Find Us On Social Media :

Hanya 12% Organisasi RI Siap Hadapi Serangan Siber, Ini Strategi Cisco

By Liana Threestayanti, Jumat, 7 Juni 2024 | 18:30 WIB

Cisco Security Summit di Jakarta memaparkan strategi keamanan, pencapaian inovasi, dan rencana untuk membangun kesiapan keamanan.

Cisco Indonesia baru-baru ini menggelar acara Cisco Security Summit di Jakarta. Acara perdana ini memaparkan strategi keamanan, pencapaian inovasi, dan rencana untuk membangun kesiapan keamanan perusahaan-perusahaan di Indonesia. 

Pasalnya, ada temuan yang menarik dari Cisco Cybersecurity Readiness Index 2024. Yaitu, hanya 12% dari organisasi di Indonesia yang siap menghadapi risiko keamanan siber di tengah perkembangan pesat era digital saat ini. 

Sebagai informasi, ada lima pilar kesiapan yang dinilai dalam indeks ini, yaitu Identity Intelligence, Network Resilience, Machine Trustworthiness, Cloud Reinforcement, dan Artificial Intelligence (AI) Fortification.

Di sisi lain, indeks Cisco ini juga mengungkap fakta bahwa 93% perusahaan masih merasa cukup atau sangat percaya diri dalam kemampuan mereka untuk mempertahankan diri dari serangan siber dengan infrastruktur yang saat ini mereka miliki. 

“Mengapa begitu? Beberapa organisasi merasa demikian (siap) karena mereka telah mengadopsi (solusi), misalnya firewall zero trust, solusi zero trust secure access, dan sebagainya,” ujar Koo Juan Huat, Director, Security, Cisco ASEAN. Namun menurut Koo, keamanan bukanlah tentang satu solusi produk, melainkan benar-benar tentang mengintegrasikan platform dan memandang keamanan secara lebih komprehensif dan holistik. 

Meningkatnya volume dan kompleksitas ancaman telah membuat perusahaan memiliki beragam tools keamanan yang tidak terintegrasi, terlalu rumit, dan tidak sesuai untuk mengatasi serangan yang semakin canggih dan mahal, yang dapat terjadi dari mana saja.

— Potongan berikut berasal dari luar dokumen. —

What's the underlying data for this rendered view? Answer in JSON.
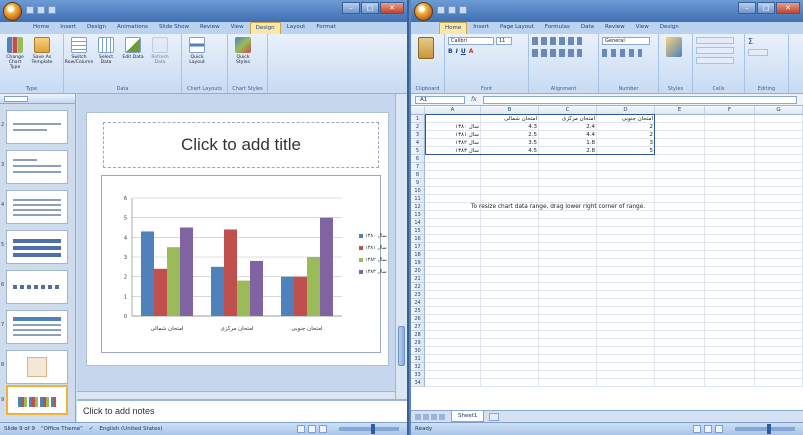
{
  "ppt": {
    "tabs": [
      "Home",
      "Insert",
      "Design",
      "Animations",
      "Slide Show",
      "Review",
      "View",
      "Design",
      "Layout",
      "Format"
    ],
    "active_tab_index": 7,
    "ribbon_groups": [
      {
        "label": "Type",
        "buttons": [
          "Change Chart Type",
          "Save As Template"
        ]
      },
      {
        "label": "Data",
        "buttons": [
          "Switch Row/Column",
          "Select Data",
          "Edit Data",
          "Refresh Data"
        ]
      },
      {
        "label": "Chart Layouts",
        "buttons": [
          "Quick Layout"
        ]
      },
      {
        "label": "Chart Styles",
        "buttons": [
          "Quick Styles"
        ]
      }
    ],
    "slide_title_placeholder": "Click to add title",
    "notes_placeholder": "Click to add notes",
    "status": [
      "Slide 9 of 9",
      "\"Office Theme\"",
      "English (United States)"
    ],
    "thumbnail_numbers": [
      "2",
      "3",
      "4",
      "5",
      "6",
      "7",
      "8",
      "9"
    ]
  },
  "chart_data": {
    "type": "bar",
    "categories": [
      "امتحان شمالی",
      "امتحان مرکزی",
      "امتحان جنوبی"
    ],
    "series": [
      {
        "name": "سال ۱۳۸۰",
        "color": "#4f81bd",
        "values": [
          4.3,
          2.5,
          2.0
        ]
      },
      {
        "name": "سال ۱۳۸۱",
        "color": "#c0504d",
        "values": [
          2.4,
          4.4,
          2.0
        ]
      },
      {
        "name": "سال ۱۳۸۲",
        "color": "#9bbb59",
        "values": [
          3.5,
          1.8,
          3.0
        ]
      },
      {
        "name": "سال ۱۳۸۳",
        "color": "#8064a2",
        "values": [
          4.5,
          2.8,
          5.0
        ]
      }
    ],
    "ylim": [
      0,
      6
    ],
    "yticks": [
      "0",
      "1",
      "2",
      "3",
      "4",
      "5",
      "6"
    ],
    "grid": true,
    "legend": "right"
  },
  "excel": {
    "tabs": [
      "Home",
      "Insert",
      "Page Layout",
      "Formulas",
      "Data",
      "Review",
      "View",
      "Design"
    ],
    "active_tab_index": 0,
    "ribbon_groups": [
      "Clipboard",
      "Font",
      "Alignment",
      "Number",
      "Styles",
      "Cells",
      "Editing"
    ],
    "font_name": "Calibri",
    "font_size": "11",
    "number_format": "General",
    "name_box": "A1",
    "formula_symbol": "fx",
    "columns": [
      "A",
      "B",
      "C",
      "D",
      "E",
      "F",
      "G"
    ],
    "rows": [
      "1",
      "2",
      "3",
      "4",
      "5",
      "6",
      "7",
      "8",
      "9",
      "10",
      "11",
      "12",
      "13",
      "14",
      "15",
      "16",
      "17",
      "18",
      "19",
      "20",
      "21",
      "22",
      "23",
      "24",
      "25",
      "26",
      "27",
      "28",
      "29",
      "30",
      "31",
      "32",
      "33",
      "34"
    ],
    "headers": [
      "امتحان شمالی",
      "امتحان مرکزی",
      "امتحان جنوبی"
    ],
    "data_rows": [
      {
        "label": "سال ۱۳۸۰",
        "values": [
          "4.3",
          "2.4",
          "2"
        ]
      },
      {
        "label": "سال ۱۳۸۱",
        "values": [
          "2.5",
          "4.4",
          "2"
        ]
      },
      {
        "label": "سال ۱۳۸۲",
        "values": [
          "3.5",
          "1.8",
          "3"
        ]
      },
      {
        "label": "سال ۱۳۸۳",
        "values": [
          "4.5",
          "2.8",
          "5"
        ]
      }
    ],
    "instruction": "To resize chart data range, drag lower right corner of range.",
    "sheet_tab": "Sheet1",
    "status": "Ready"
  }
}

Tak heran jika 33% responden dalam indeks Cisco mengaku memiliki lebih dari 30 solusi keamanan dalam security stack yang mereka operasikan. “Statistik ini menunjukkan bahwa jika kita masih menggunakan metode-metode lama, cara-cara yang sama dengan 10-25 tahun lalu dalam menjaga keamanan, tapi kita berharap hasil yang berbeda, itu tidak masuk akal,” tandas Koo Juan Huat. 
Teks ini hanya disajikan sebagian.